The Guardian's campaign to get people using their high streets this week turns its attention on a few of the many successful businesses in the area.

As traders look to provide more than just a shopping experience for their customers in an effort to compete with online businesses with low overheads, many shops offering services are doing well.

One shop where business has exploded recently is baby accessories store Bababoom in Loughton High Road.

Owner Becky Elliott, a midwife who set up the shop three years ago, said the classes and services provided by other professionals based there was now on a level with the sale of products.

She added: “I knew there were a lot of alternative therapies and remedies and if women accessed them, they would have a healthier pregnancy.

“The only way I could offer these on the high street was to have a shop.

“Originally, it was the boutique bringing people in and they would then find out about the classes on offer.

“Now I think it’s a pretty even mix of people coming to the shop and coming specifically for the courses and therapies.”

She said a huge advantage independent stores had over their chain rivals was the relationship with customers.

She added: “If a woman came in for a breast pump because her baby’s feeding isn’t going well, we might do a free breast feeding session for half an hour.

“You’re not going to get that kind of service at Mothercare, for example.”

She said many of the town’s shops, including her own, promised their customers the lowest price on the high street, although they could not compete with online shops.

“I know how much certain items cost me and websites are selling them for the same price to customers,” she added.

She added that many independent stores in the town’s high street were not necessarily more expensive than chains and many offered price matching.

Businesses offering services customers cannot get online, like a haircut or a manicure, are dominating one high street.

Queens Road in Buckhurst Hill has more than 10 hairdressers in a short street.

After its 13th salon opened two years ago, some rivals said it had reached saturation point.

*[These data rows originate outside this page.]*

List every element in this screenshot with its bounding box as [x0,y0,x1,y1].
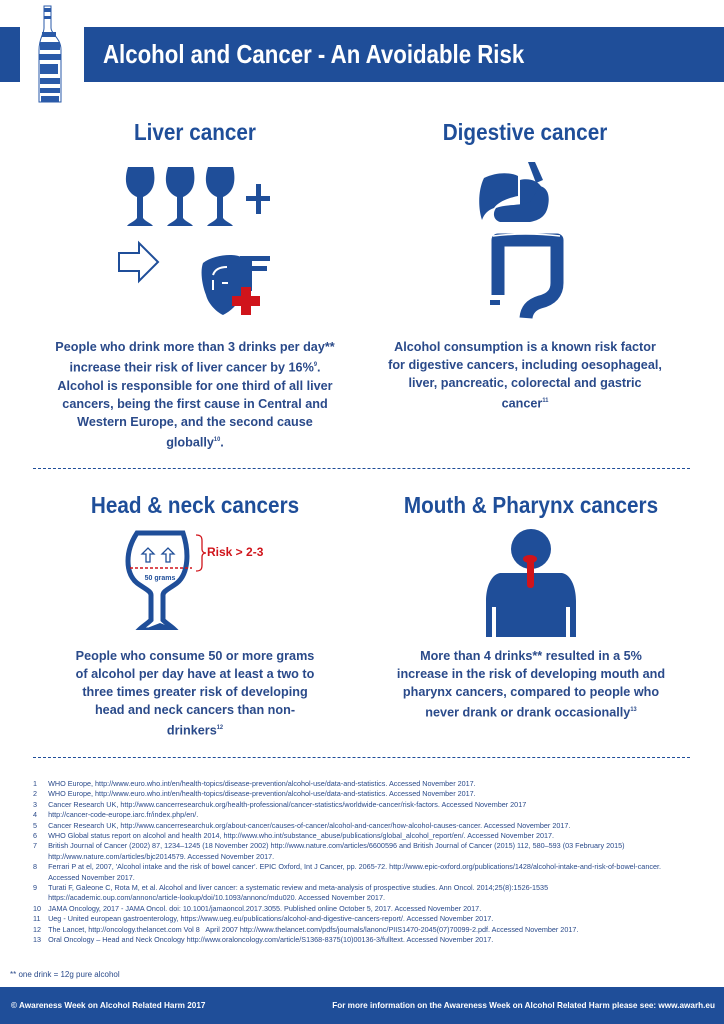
references: Accessed November 2017. [48,873,135,882]
title banner [84,27,724,82]
footer bar [0,987,724,1024]
title banner: Alcohol and Cancer - An Avoidable Risk [103,39,524,69]
text: mouth & pharynx [397,648,665,719]
text: liver cancer: People who drink more than 3 drinks per day** [55,339,335,354]
panel: liver cancer: cancers, being the first cause in Central and [62,396,328,411]
references: 7 [33,841,37,850]
footer right text: For more information on the Awareness Week on Alcohol Related Harm please see: www.awarh.eu [332,1001,715,1010]
text: liver cancer [55,339,335,374]
references: Cancer Research UK, http://www.cancerresearchuk.org/about-cancer/causes-of-cancer/alcohol-and-cancer/how-alcohol-causes-cancer. Accessed November 2017. [48,821,570,830]
references: 13 [33,935,41,944]
references: British Journal of Cancer (2002) 87, 1234–1245 (18 November 2002) http://www.nature.com/articles/6600596 and British Journal of Cancer (2015) 112, 580–593 (03 February 2015) [48,841,625,850]
text: digestive cancer: for digestive cancers, including oesophageal, [388,357,662,372]
text: mouth & pharynx: pharynx cancers, compared to people who [403,684,659,699]
footer left text: © Awareness Week on Alcohol Related Harm 2017 [11,1001,205,1010]
references: http://cancer-code-europe.iarc.fr/index.php/en/. [48,810,198,819]
icon: wine glass with risk: Risk > 2-3 [207,545,264,559]
references: 6 [33,831,37,840]
references: 4 [33,810,37,819]
references: 11 [33,914,41,923]
text: head & neck: of alcohol per day have at least a two to [76,666,314,681]
references: Oral Oncology – Head and Neck Oncology http://www.oraloncology.com/article/S1368-8375(10)00136-3/fulltext. Accessed November 2017. [48,935,493,944]
references: WHO Europe, http://www.euro.who.int/en/health-topics/disease-prevention/alcohol-use/data-and-statistics. Accessed November 2017. [48,779,476,788]
text: digestive cancer [388,339,662,410]
references [33,779,661,944]
panel: liver cancer: Alcohol is responsible for one third of all liver [57,378,333,393]
panel: digestive cancer [388,119,662,410]
references: 10 [33,904,41,913]
text: head & neck: head and neck cancers than non- [95,702,295,717]
references: 5 [33,821,37,830]
references: Ueg - United european gastroenterology, https://www.ueg.eu/publications/alcohol-and-digestive-cancers-report/. Accessed November 2017. [48,914,493,923]
text: liver cancer: increase their risk of liver cancer by 16%9. [69,359,321,374]
footnote: ** one drink = 12g pure alcohol [10,970,120,979]
heading: mouth & pharynx: Mouth & Pharynx cancers [404,492,658,518]
panel: liver cancer [55,119,335,449]
text: head & neck [76,648,314,737]
references: Turati F, Galeone C, Rota M, et al. Alcohol and liver cancer: a systematic review and meta-analysis of prospective studies. Ann Oncol. 2014;25(8):1526-1535 [48,883,548,892]
heading: head & neck: Head & neck cancers [91,492,299,518]
icon: digestive system [479,162,564,318]
references: 9 [33,883,37,892]
text: head & neck: drinkers12 [167,722,223,737]
heading: liver cancer: Liver cancer [134,119,256,145]
icon: person with red throat [486,529,576,637]
references: JAMA Oncology, 2017 - JAMA Oncol. doi: 10.1001/jamaoncol.2017.3055. Published online October 5, 2017. Accessed November 2017. [48,904,481,913]
references: 3 [33,800,37,809]
text: mouth & pharynx: increase in the risk of developing mouth and [397,666,665,681]
references: Ferrari P at el, 2007, 'Alcohol intake and the risk of bowel cancer'. EPIC Oxford, Int J Cancer, pp. 2065-72. http://www.epic-oxford.org/publications/1428/alcohol-intake-and-risk-of-bowel-cancer. [48,862,661,871]
text: digestive cancer: cancer11 [502,395,548,410]
header bar left [0,27,20,82]
text: digestive cancer: liver, pancreatic, colorectal and gastric [408,375,642,390]
heading: digestive cancer: Digestive cancer [443,119,607,145]
references: 2 [33,789,37,798]
references: http://www.nature.com/articles/bjc2014579. Accessed November 2017. [48,852,274,861]
panel: head & neck cancers [76,492,314,737]
references: WHO Europe, http://www.euro.who.int/en/health-topics/disease-prevention/alcohol-use/data-and-statistics. Accessed November 2017. [48,789,476,798]
icon: three glasses plus liver [118,167,270,315]
icon: wine glass with risk [126,530,264,630]
text: digestive cancer: Alcohol consumption is a known risk factor [394,339,656,354]
references: The Lancet, http://oncology.thelancet.com Vol 8 April 2007 http://www.thelancet.com/pdfs/journals/lanonc/PIIS1470-2045(07)70099-2.pdf. Accessed November 2017. [48,925,578,934]
text: head & neck: three times greater risk of developing [82,684,308,699]
references: 1 [33,779,37,788]
references: 8 [33,862,37,871]
panel: liver cancer: globally10. [166,434,224,449]
icon: wine glass with risk: 50 grams [145,575,175,582]
text: mouth & pharynx: More than 4 drinks** resulted in a 5% [420,648,642,663]
text: head & neck: People who consume 50 or more grams [76,648,314,663]
icon: bottle logo [38,6,62,102]
references: https://academic.oup.com/annonc/article-lookup/doi/10.1093/annonc/mdu020. Accessed November 2017. [48,893,385,902]
references: Cancer Research UK, http://www.cancerresearchuk.org/health-professional/cancer-statistics/worldwide-cancer/risk-factors. Accessed November 2017 [48,800,526,809]
references: WHO Global status report on alcohol and health 2014, http://www.who.int/substance_abuse/publications/global_alcohol_report/en/. Accessed November 2017. [48,831,554,840]
panel: mouth & pharynx cancers [397,492,665,719]
panel: liver cancer: Western Europe, and the second cause [77,414,313,429]
references: 12 [33,925,41,934]
text: mouth & pharynx: never drank or drank occasionally13 [425,704,637,719]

But Emma Maw, of Cleo salon, which opened in February, said there was enough variation in the street’s hairdressers’ and barber shops to attract enough trade to support them.

She added: “They’re not all the same and you get different atmospheres in some.

“Also, you can’t get your hair done on the internet like you can with a lot of things.”

Brooke Painter, of Blo, also in Queens Road, said: “When Westfield opened, I think a lot of the boutiques here suffered and online shopping has had the same effect.

“But with hair, it’s a bit more specialised.”

 

The growing chain:

Igor Bekaert set up the Belgique chain of nine bistros, which he runs with his wife Ann, in 2005 and is now thinking of expanding further.

After moving to the UK from Belgium, where he grew up, in 1996, he initially set up a wholesale business in Forest Gate, London.

He bought his first cafe in Woodford Green from a fellow Belgian who was terminally ill and wanted to leave it in good hands.

The Epping branch was his next eatery, followed by the cafe in Theydon Bois, and there are now branches in Loughton, Chigwell, Bishop’s Stortford, Chingford, Wanstead, South Woodford and Ware.

He said: “People here would rather see an independent business than a big chain.

“We buy quality – I could get smoked salmon for £9 a kilo, but I use one that’s £19 a kilo.

“We also make sure our shops look nice.”

About 75 per cent of trade comes from regulars and he is continually changing the menu, recently adding horsemeat, eel, frogs’ legs and snails.

“We have 50 little Bapas dishes, which are like Belgian tapas, and horsemeat is our eighth most popular,” he said.

“Because we’re reasonably small, we can implement changes quite fast, whereas in one of the bigger chains, if they want to change something, it’s a major event.”

He will look into expanding the business further next year.